Where to Find Houston’s Best Mexican Seafood

Houston has long boasted America’s widest variety of Mexican seafood restaurants, but thanks to these five spots, Gulf Coast Mexican is entering a whole new era.

By Robb Walsh June 30, 2014 Published in the July 2014 issue of Houstonia Magazine

From left, whole grilled snapper from Tampico, grilled octopus from La Fisheria, and Tostones de atún from Caracol.

Image: Kate LeSueur

Caracol Restaurant with its “Mexican Coastal Cuisine” is nothing like the typical Mexican seafood joints most Houstonians know. Start with a creative ceviche as an appetizer: We love the sea bass with passionfruit, radishes and serrano peppers, while the signature Caracol features marinated conch with pineapple and ginger. Impressive entrées crispy duck with a fig and apricot mole and seared scallops with pistachio mole. The delicate oysters roasted in a wood-fired oven are impossibly juicy.

It’s not surprising that Connie’s and Mambo Seafood each offer Mexican seafood dishes at great prices. After all, both have the same owners. Not only do both offer Vuelve a la Vida soup with shrimp, fish, oysters, and octopus, they also serve tasty fried-fish platters, huge seafood cócteles, and ceviche tostadas of similar look and taste.  

Inside La Fisheria's downtown digs you'll find cutting-edge Mexican cuisine that impresses with vibrant dishes like blood-red beet risotto with rich, buttery lobster tail and a clam chowder with squash blossoms and nopales. The three-ceviche sampler includes a classic version with fish marinated in lime juice with onions and cucumbers, another with a green sauce made with tomatillos and Seville oranges, and a luscious ceviche enclamatado (fish cured with lime and Clamato).

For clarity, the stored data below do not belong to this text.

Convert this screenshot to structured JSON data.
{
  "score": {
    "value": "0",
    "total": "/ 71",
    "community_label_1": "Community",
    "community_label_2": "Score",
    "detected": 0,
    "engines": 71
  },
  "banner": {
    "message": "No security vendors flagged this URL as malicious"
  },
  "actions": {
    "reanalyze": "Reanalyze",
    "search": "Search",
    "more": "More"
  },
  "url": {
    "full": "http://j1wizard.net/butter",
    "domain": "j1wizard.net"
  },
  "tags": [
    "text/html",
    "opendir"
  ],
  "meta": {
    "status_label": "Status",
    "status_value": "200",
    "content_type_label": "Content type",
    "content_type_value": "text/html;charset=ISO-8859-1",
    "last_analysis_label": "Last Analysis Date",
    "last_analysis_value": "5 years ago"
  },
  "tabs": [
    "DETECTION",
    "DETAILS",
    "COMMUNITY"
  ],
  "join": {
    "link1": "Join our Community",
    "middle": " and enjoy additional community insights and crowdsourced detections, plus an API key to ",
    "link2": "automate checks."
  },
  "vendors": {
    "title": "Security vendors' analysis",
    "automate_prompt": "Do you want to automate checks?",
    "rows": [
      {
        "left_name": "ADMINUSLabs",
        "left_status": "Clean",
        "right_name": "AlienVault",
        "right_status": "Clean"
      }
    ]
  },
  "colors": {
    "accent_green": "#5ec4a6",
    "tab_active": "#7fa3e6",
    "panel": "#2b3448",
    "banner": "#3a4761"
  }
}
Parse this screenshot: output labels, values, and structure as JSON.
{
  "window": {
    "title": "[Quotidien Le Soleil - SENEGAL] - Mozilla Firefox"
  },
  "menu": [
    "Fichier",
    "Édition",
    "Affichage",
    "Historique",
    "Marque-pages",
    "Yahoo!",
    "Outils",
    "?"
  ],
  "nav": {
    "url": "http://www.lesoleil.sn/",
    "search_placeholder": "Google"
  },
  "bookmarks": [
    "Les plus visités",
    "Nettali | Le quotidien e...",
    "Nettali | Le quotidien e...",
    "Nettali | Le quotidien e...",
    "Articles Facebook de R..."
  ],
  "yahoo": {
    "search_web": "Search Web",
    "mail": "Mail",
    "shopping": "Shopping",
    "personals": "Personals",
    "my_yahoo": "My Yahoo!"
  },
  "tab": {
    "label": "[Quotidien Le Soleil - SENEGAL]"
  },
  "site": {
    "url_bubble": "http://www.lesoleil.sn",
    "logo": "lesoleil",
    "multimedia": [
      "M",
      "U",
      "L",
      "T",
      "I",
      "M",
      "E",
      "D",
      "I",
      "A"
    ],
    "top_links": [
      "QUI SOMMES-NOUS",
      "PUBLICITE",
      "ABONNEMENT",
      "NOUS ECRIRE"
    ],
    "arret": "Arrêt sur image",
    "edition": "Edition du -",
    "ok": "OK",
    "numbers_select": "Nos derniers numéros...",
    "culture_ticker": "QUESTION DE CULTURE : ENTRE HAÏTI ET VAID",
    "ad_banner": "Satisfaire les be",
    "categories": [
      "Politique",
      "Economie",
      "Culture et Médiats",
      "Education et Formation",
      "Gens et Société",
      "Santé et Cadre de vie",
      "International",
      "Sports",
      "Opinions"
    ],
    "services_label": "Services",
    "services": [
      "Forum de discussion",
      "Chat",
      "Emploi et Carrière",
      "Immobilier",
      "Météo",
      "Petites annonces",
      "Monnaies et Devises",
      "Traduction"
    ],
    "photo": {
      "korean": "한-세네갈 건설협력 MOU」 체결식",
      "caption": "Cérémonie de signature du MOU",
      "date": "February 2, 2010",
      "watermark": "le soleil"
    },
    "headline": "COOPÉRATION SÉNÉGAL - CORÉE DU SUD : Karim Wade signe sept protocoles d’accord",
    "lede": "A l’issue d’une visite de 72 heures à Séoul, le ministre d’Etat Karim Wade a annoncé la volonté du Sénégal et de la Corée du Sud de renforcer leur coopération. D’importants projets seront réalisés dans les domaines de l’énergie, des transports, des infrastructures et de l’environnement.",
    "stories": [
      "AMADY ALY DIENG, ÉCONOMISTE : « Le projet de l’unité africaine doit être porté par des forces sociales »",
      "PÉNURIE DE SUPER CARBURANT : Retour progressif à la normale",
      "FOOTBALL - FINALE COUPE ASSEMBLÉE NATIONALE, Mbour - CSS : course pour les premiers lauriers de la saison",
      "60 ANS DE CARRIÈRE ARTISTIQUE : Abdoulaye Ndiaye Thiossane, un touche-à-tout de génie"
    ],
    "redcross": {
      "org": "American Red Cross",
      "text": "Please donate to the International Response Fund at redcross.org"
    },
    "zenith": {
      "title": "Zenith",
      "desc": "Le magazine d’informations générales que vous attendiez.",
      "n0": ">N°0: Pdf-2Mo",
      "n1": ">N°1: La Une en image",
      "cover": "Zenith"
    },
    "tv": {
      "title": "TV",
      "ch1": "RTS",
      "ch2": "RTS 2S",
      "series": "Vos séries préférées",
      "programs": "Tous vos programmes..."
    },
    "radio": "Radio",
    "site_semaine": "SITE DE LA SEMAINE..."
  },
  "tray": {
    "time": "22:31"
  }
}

Tampico, which got Houston hooked on Mexican seafood back in 1996, is justly famous for whole Gulf red snapper cooked a la plancha (griddle-cooked with onions) and delivered to your table on a sizzling comal. The place has a market feel, as fish of various sizes are displayed on ice at the front counter, where you can pick out the one you want, pay for it by weight, and tell the restaurant how you want it cooked. Add a pound of shrimp, octopus, scallops, or whatever is featured in the case and create your own seafood platter.